『接近する映画とアート』 七里 圭 × 山城知佳子 特集上映

特集上映の情報→http://sakura-zaka.com/movie_info/13880

<山城知佳子 作品紹介>

◎プロフィール
山城知佳子(やましろちかこ)

山城知佳子 (撮影:鷹野隆大​)

沖縄県出身。2004年、パフォーマンスを主軸にした映像作品「オキナワTOURIST」「OKINAWA墓庭クラブ」で
初個展。2009年沖縄戦の継承をテーマに体験者の言葉をなぞるパフォーマンスを映像作品にした「あなた
の声は私の喉を通った」以降、フィクション性の高い映像作品へと移行する。「沈む声、紅い息」「コロスの唄」
「肉屋の女」、最新作の「土の人」。漂う声が海に潜り、森にこだまし、地底に響き、時空を超えて他者と出会
う。近年はダンスパフォーマーを招いた映画や舞台など、ジェンルを超えた出会いを求めコラボレーションを
試行する。​​

◎上映作品

「土の人」

上映時間:6/2(土) 19:30 / 6/3(日)17:00 / 6/4(月) 〜8(金)19:00
     6/9(土)12:00 / 6/10(日) 17:00 / 6/11(月)〜15(金)19:00
*6/5(火)19:00と6/9(土)12:00は、三面スクリーンでの上映となります。

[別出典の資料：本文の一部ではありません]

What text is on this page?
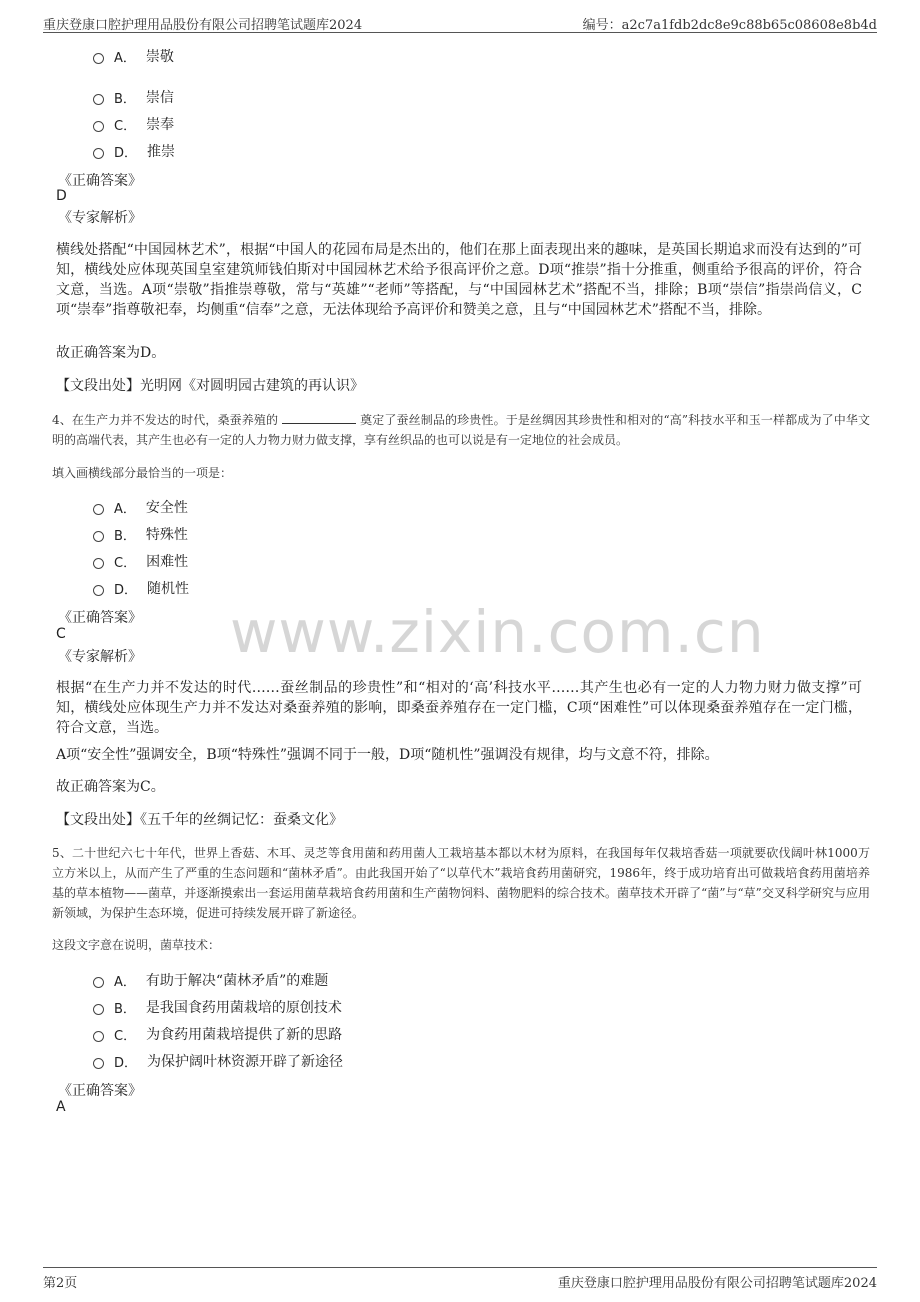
重庆登康口腔护理用品股份有限公司招聘笔试题库2024	编号：a2c7a1fdb2dc8e9c88b65c08608e8b4d
www.zixin.com.cn
A． 崇敬
B． 崇信
C． 崇奉
D． 推崇
《正确答案》
D
《专家解析》
横线处搭配“中国园林艺术”，根据“中国人的花园布局是杰出的，他们在那上面表现出来的趣味，是英国长期追求而没有达到的”可知，横线处应体现英国皇室建筑师钱伯斯对中国园林艺术给予很高评价之意。D项“推崇”指十分推重，侧重给予很高的评价，符合文意，当选。A项“崇敬”指推崇尊敬，常与“英雄”“老师”等搭配，与“中国园林艺术”搭配不当，排除；B项“崇信”指崇尚信义，C项“崇奉”指尊敬祀奉，均侧重“信奉”之意，无法体现给予高评价和赞美之意，且与“中国园林艺术”搭配不当，排除。
故正确答案为D。
【文段出处】光明网《对圆明园古建筑的再认识》
4、在生产力并不发达的时代，桑蚕养殖的	奠定了蚕丝制品的珍贵性。于是丝绸因其珍贵性和相对的“高”科技水平和玉一样都成为了中华文明的高端代表，其产生也必有一定的人力物力财力做支撑，享有丝织品的也可以说是有一定地位的社会成员。
填入画横线部分最恰当的一项是：
A． 安全性
B． 特殊性
C． 困难性
D． 随机性
《正确答案》
C
《专家解析》
根据“在生产力并不发达的时代……蚕丝制品的珍贵性”和“相对的‘高’科技水平……其产生也必有一定的人力物力财力做支撑”可知，横线处应体现生产力并不发达对桑蚕养殖的影响，即桑蚕养殖存在一定门槛，C项“困难性”可以体现桑蚕养殖存在一定门槛，符合文意，当选。
A项“安全性”强调安全，B项“特殊性”强调不同于一般，D项“随机性”强调没有规律，均与文意不符，排除。
故正确答案为C。
【文段出处】《五千年的丝绸记忆：蚕桑文化》
5、二十世纪六七十年代，世界上香菇、木耳、灵芝等食用菌和药用菌人工栽培基本都以木材为原料，在我国每年仅栽培香菇一项就要砍伐阔叶林1000万立方米以上，从而产生了严重的生态问题和“菌林矛盾”。由此我国开始了“以草代木”栽培食药用菌研究，1986年，终于成功培育出可做栽培食药用菌培养基的草本植物——菌草，并逐渐摸索出一套运用菌草栽培食药用菌和生产菌物饲料、菌物肥料的综合技术。菌草技术开辟了“菌”与“草”交叉科学研究与应用新领域，为保护生态环境，促进可持续发展开辟了新途径。
这段文字意在说明，菌草技术：
A． 有助于解决“菌林矛盾”的难题
B． 是我国食药用菌栽培的原创技术
C． 为食药用菌栽培提供了新的思路
D． 为保护阔叶林资源开辟了新途径
《正确答案》
A
第2页	重庆登康口腔护理用品股份有限公司招聘笔试题库2024
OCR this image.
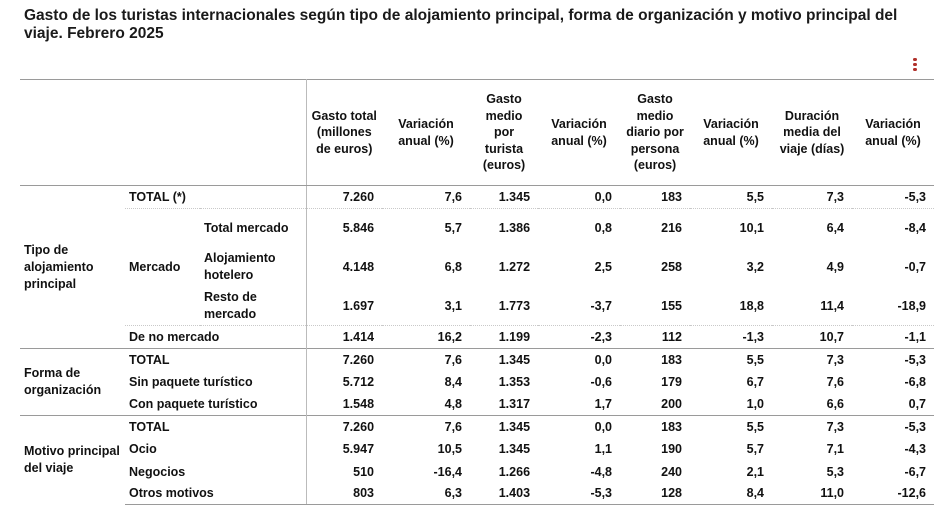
Gasto de los turistas internacionales según tipo de alojamiento principal, forma de organización y motivo principal del viaje. Febrero 2025
			Gasto total (millones de euros)	Variación anual (%)	Gasto medio por turista (euros)	Variación anual (%)	Gasto medio diario por persona (euros)	Variación anual (%)	Duración media del viaje (días)	Variación anual (%)
Tipo de alojamiento principal	TOTAL (*)		7.260	7,6	1.345	0,0	183	5,5	7,3	-5,3
	Mercado	Total mercado	5.846	5,7	1.386	0,8	216	10,1	6,4	-8,4
		Alojamiento hotelero	4.148	6,8	1.272	2,5	258	3,2	4,9	-0,7
		Resto de mercado	1.697	3,1	1.773	-3,7	155	18,8	11,4	-18,9
	De no mercado		1.414	16,2	1.199	-2,3	112	-1,3	10,7	-1,1
Forma de organización	TOTAL		7.260	7,6	1.345	0,0	183	5,5	7,3	-5,3
	Sin paquete turístico		5.712	8,4	1.353	-0,6	179	6,7	7,6	-6,8
	Con paquete turístico		1.548	4,8	1.317	1,7	200	1,0	6,6	0,7
Motivo principal del viaje	TOTAL		7.260	7,6	1.345	0,0	183	5,5	7,3	-5,3
	Ocio		5.947	10,5	1.345	1,1	190	5,7	7,1	-4,3
	Negocios		510	-16,4	1.266	-4,8	240	2,1	5,3	-6,7
	Otros motivos		803	6,3	1.403	-5,3	128	8,4	11,0	-12,6
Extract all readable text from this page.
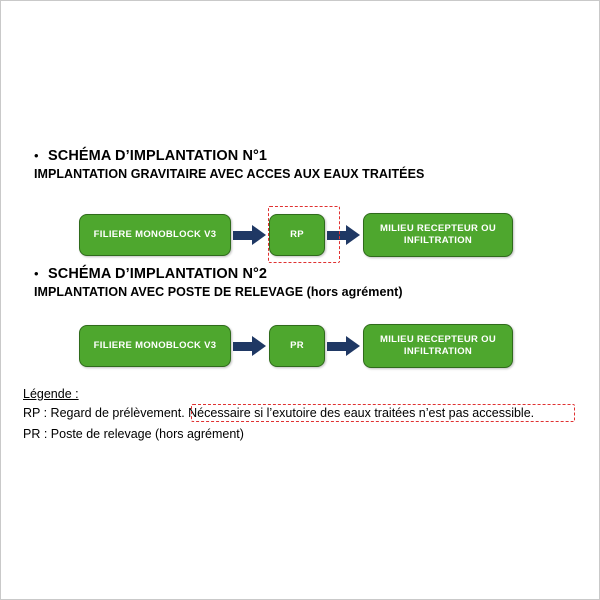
• SCHÉMA D’IMPLANTATION N°1
IMPLANTATION GRAVITAIRE AVEC ACCES AUX EAUX TRAITÉES
FILIERE MONOBLOCK V3	RP
MILIEU RECEPTEUR OU INFILTRATION
• SCHÉMA D’IMPLANTATION N°2
IMPLANTATION AVEC POSTE DE RELEVAGE (hors agrément)
FILIERE MONOBLOCK V3	PR
MILIEU RECEPTEUR OU INFILTRATION
Légende :
RP : Regard de prélèvement. Nécessaire si l’exutoire des eaux traitées n’est pas accessible.
PR : Poste de relevage (hors agrément)
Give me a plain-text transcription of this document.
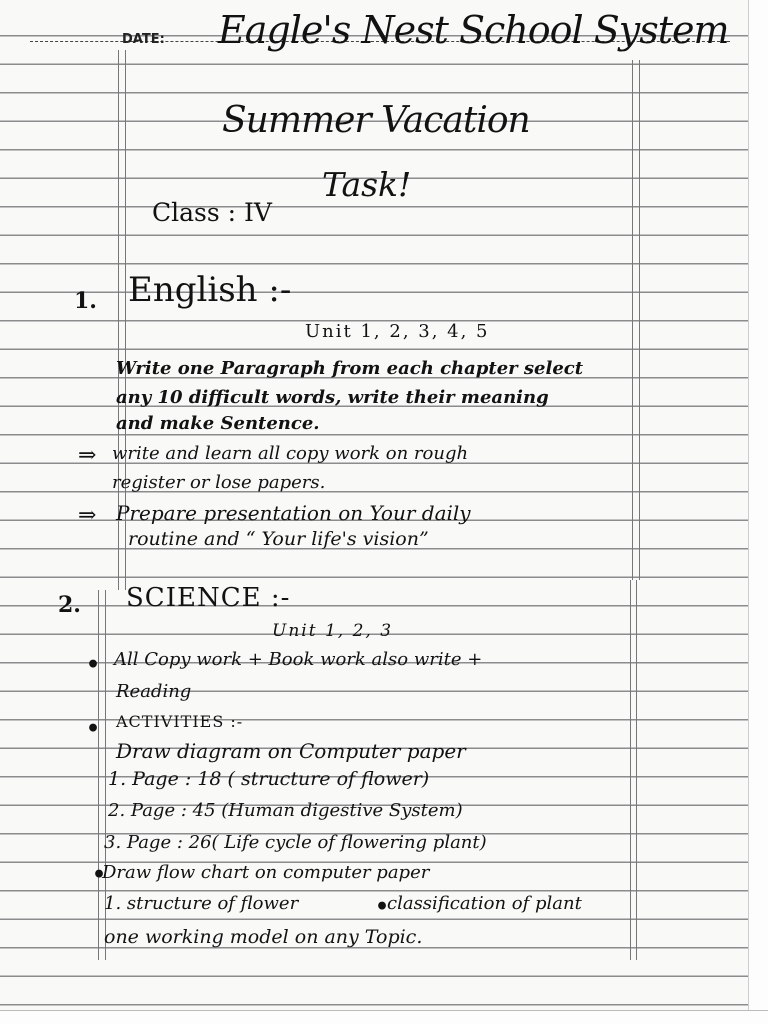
DATE: Eagle's Nest School System
Summer Vacation
Task!
Class : IV
1. English :-
Unit 1, 2, 3, 4, 5
Write one Paragraph from each chapter select
any 10 difficult words, write their meaning
and make Sentence.
⇒ write and learn all copy work on rough
register or lose papers.
⇒ Prepare presentation on Your daily
routine and “ Your life's vision”
2. SCIENCE :-
Unit 1, 2, 3
• All Copy work + Book work also write +
Reading
• ACTIVITIES :-
Draw diagram on Computer paper
1. Page : 18 ( structure of flower)
2. Page : 45 (Human digestive System)
3. Page : 26( Life cycle of flowering plant)
•
Draw flow chart on computer paper
1. structure of flower	•
classification of plant
one working model on any Topic.
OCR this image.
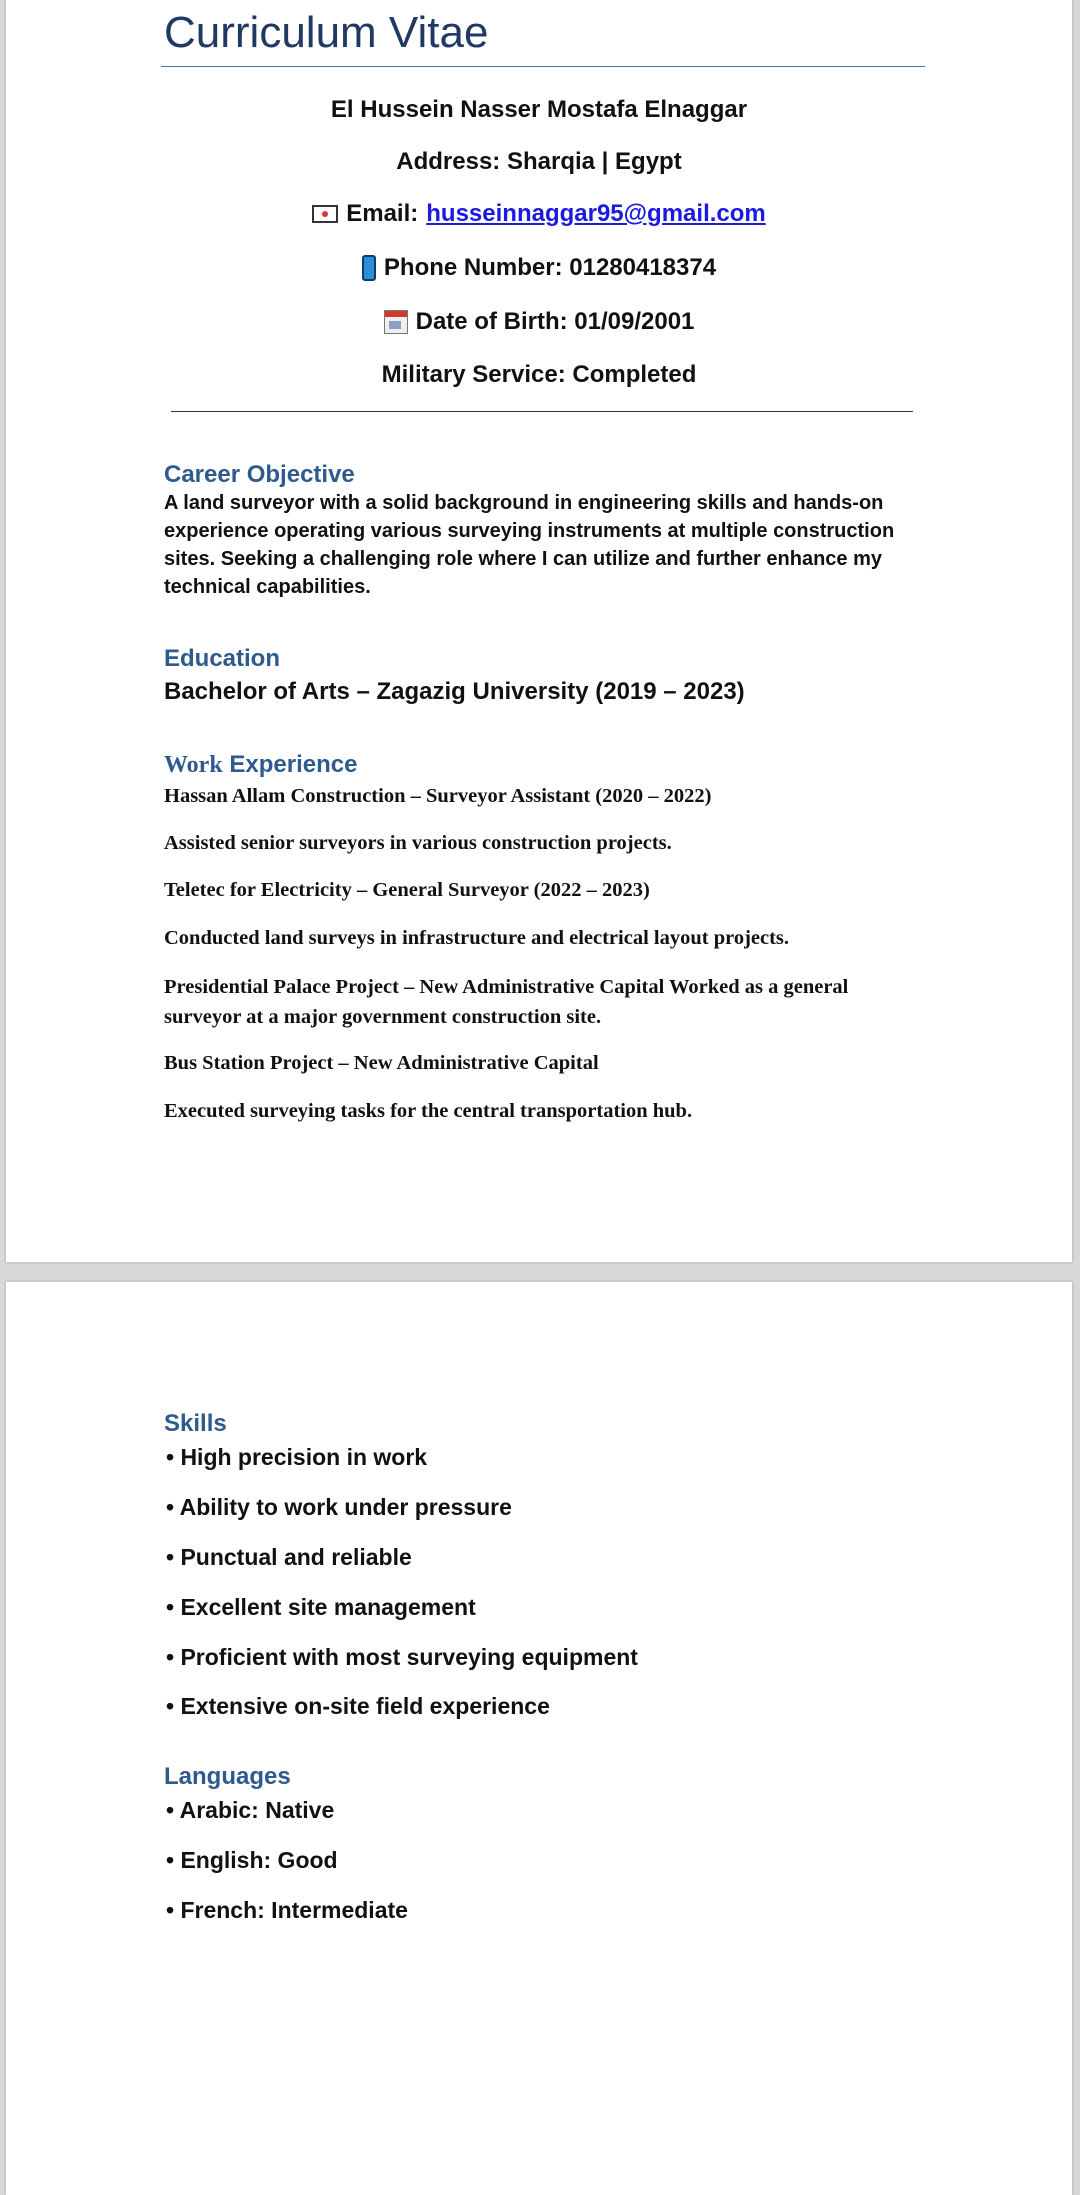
Curriculum Vitae
El Hussein Nasser Mostafa Elnaggar
Address: Sharqia | Egypt
Email: husseinnaggar95@gmail.com
Phone Number: 01280418374
Date of Birth: 01/09/2001
Military Service: Completed
Career Objective
A land surveyor with a solid background in engineering skills and hands-on experience operating various surveying instruments at multiple construction sites. Seeking a challenging role where I can utilize and further enhance my technical capabilities.
Education
Bachelor of Arts – Zagazig University (2019 – 2023)
Work Experience
Hassan Allam Construction – Surveyor Assistant (2020 – 2022)
Assisted senior surveyors in various construction projects.
Teletec for Electricity – General Surveyor (2022 – 2023)
Conducted land surveys in infrastructure and electrical layout projects.
Presidential Palace Project – New Administrative Capital Worked as a general surveyor at a major government construction site.
Bus Station Project – New Administrative Capital
Executed surveying tasks for the central transportation hub.
Skills
• High precision in work
• Ability to work under pressure
• Punctual and reliable
• Excellent site management
• Proficient with most surveying equipment
• Extensive on-site field experience
Languages
• Arabic: Native
• English: Good
• French: Intermediate
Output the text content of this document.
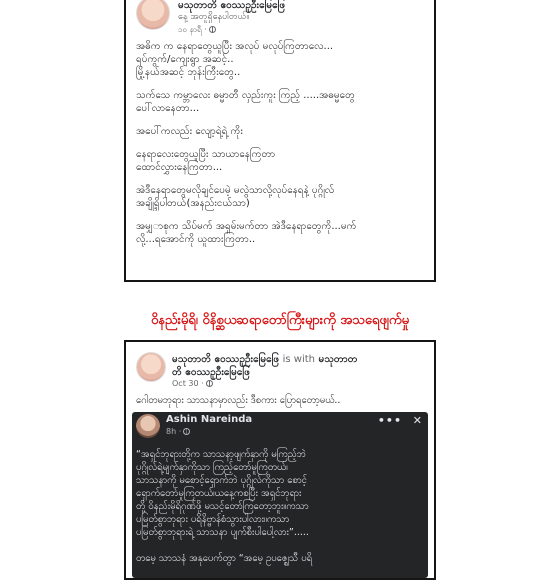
မသုတာတိ ဧဝဿဉုဦးမြေဖြေ
နေ့ အတူရှိနေပါတယ်။
၁၀ နာရီ ·
အဓိက က နေရာတွေယူပြီး အလုပ် မလုပ်ကြတာလေ...
ရပ်ကွက်/ကျေးရွာ အဆင့်..
မြို့နယ်အဆင့် ဘုန်းကြီးတွေ..
သက်သေ ကမ္ဘာလေး ဓမ္မာတီ လှည်းကူး ကြည့် .....အဓမ္မတွေ
ပေါ်လာနေတာ...
အပေါ်ကလည်း လျော့ရဲ့ရဲ့ ကိုး
နေရာလေးတွေယူပြီး သာယာနေကြတာ
ထောင်လွှားနေကြတာ...
အဲဒီနေရာတွေမလိုချင်ပေမဲ့ မလွဲသာလို့လုပ်နေရနဲ့ ပုဂ္ဂိုလ်
အချို့ရှိပါတယ်(အနည်းငယ်သာ)
အမျှ‌ာစုက သိပ်မက် အရှမ်းမက်တာ အဲဒီနေရာတွေကို...မက်
လို့...ရအောင်ကို ယူထားကြတာ..
ဝိနည်းမိုရိ၊ ဝိနိစ္ဆယဆရာတော်ကြီးများကို အသရေဖျက်မှု
မသုတာတိ ဧဝဿဉုဦးမြေဖြေ is with မသုတာတ
တိ ဧဝဿဉုဦးမြေဖြေ
Oct 30 ·
ဂေါတမဘုရား သာသနာမှာလည်း ဒီစကား ပြောရတော့မယ်..
Ashin Nareinda
8h ·
••• ✕
“အရှင်ဘုရားတို့က သာသနာ့ဖျက်နှာကို မကြည့်ဘဲ
ပုဂ္ဂိုလ်ရဲ့မျက်နှာကိုသာ ကြည့်တော်မူကြတယ်၊
သာသနာကို မစောင့်ရှောက်ဘဲ ပုဂ္ဂိုလ်ကိုသာ စောင့်
ရှောက်တော်မူကြတယ်၊ယနေ့ကစပြီး အရှင်ဘုရား
တို့ ဝိနည်းမိုရိဂုဏ်ဖို့ မသင့်တော်ကြတော့ဘူး။ကသာ
ပမြတ်စွာဘုရား ပရိနိဗ္ဗာန်စံသွားပါလား။ကသာ
ပမြတ်စွာဘုရားရဲ့ သာသနာ ပျက်စီးပါပေါ့လား”.....
တမေ့ သာသနံ အနုပေက်တွာ “အမေ့ ဥပဇ္ဈေသီ ပရိ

2018年オーバーハウゼン短編国際映画祭で、女性作家に贈られる「The Zonta賞」受賞。海外を巡回し各地で大きな反響を呼んでいる話題作の劇場版。軍事基地のある沖縄と満州島を撮影場所に、架空の土地に生きる「土の人」を描く。空から降ってきた糞(種)から言葉を取り戻し、展開される物語は歴史や現状を暗喩しながらも、より俯瞰的な視点で未来を見据えている。

「Aプログラム」

(OKINAWA墓庭クラブ/I Like Okinawa Sweet/日本への旅/墓庭エイサー/アーサ女/あなたの声は私の喉を通った/沈む声、紅い息/コロスの唄/肉屋の女)
上映時間:6/4(月)19:00 / 6/11(月)19:00

「肉屋の女」

沖縄と観光をキーワードに綴られた、《–I Like Okinawa Sweet−》、《–日本への旅−》、《–墓庭エイサー −》の「オキナワTOURIST」3作品。水辺に浮かぶ女性のイメージが太平洋に浮かぶ軍事基地の要の沖縄と重なる「アーサ女」。サイパン玉砕の体験者の語りを自身が語り直し、戦争体験の「継承」を試みる「あなたの声は私の喉を通った」。省みられないまま捨て去られる声が、海中に沈むマイクの束になぞられた「沈む声、紅い息」。木漏れ日の中で地面に横たわり、戯れる人々。その声が唄声として聞こえてくるような「コロスの唄」。米軍基地内の黙認耕作地の闇市で肉屋を営む女性を主人公に、人のあらゆる帰属を超えた存在としての「肉」とその循環を描く「肉屋の女」。山城知佳子のルーツとも言える9作品を一挙上映。

「Bプログラム」

(創造の発端ーアブダクション/子供ー / PACIFIKMELTINGPOT / In Situ Osaka2013)
上映時間:6/7(木) 19:00 / 6/13(水)19:00

PACIFIKMELTINGPOT / In Situ Osaka2013

ダンサーの川口隆夫が、舞踏家の故・大野一雄の伝説的な舞台を「再現」するプロセスに山城が密着取材した「創造の発端 – アブダクション/子供 -」。フランス人振付家のレージーヌ・ショピノのワークショップを追った記録映画「PACIFIKMELTINGPOT / In Situ Osaka2013」。表現者を追った2つの記録映画を上映する。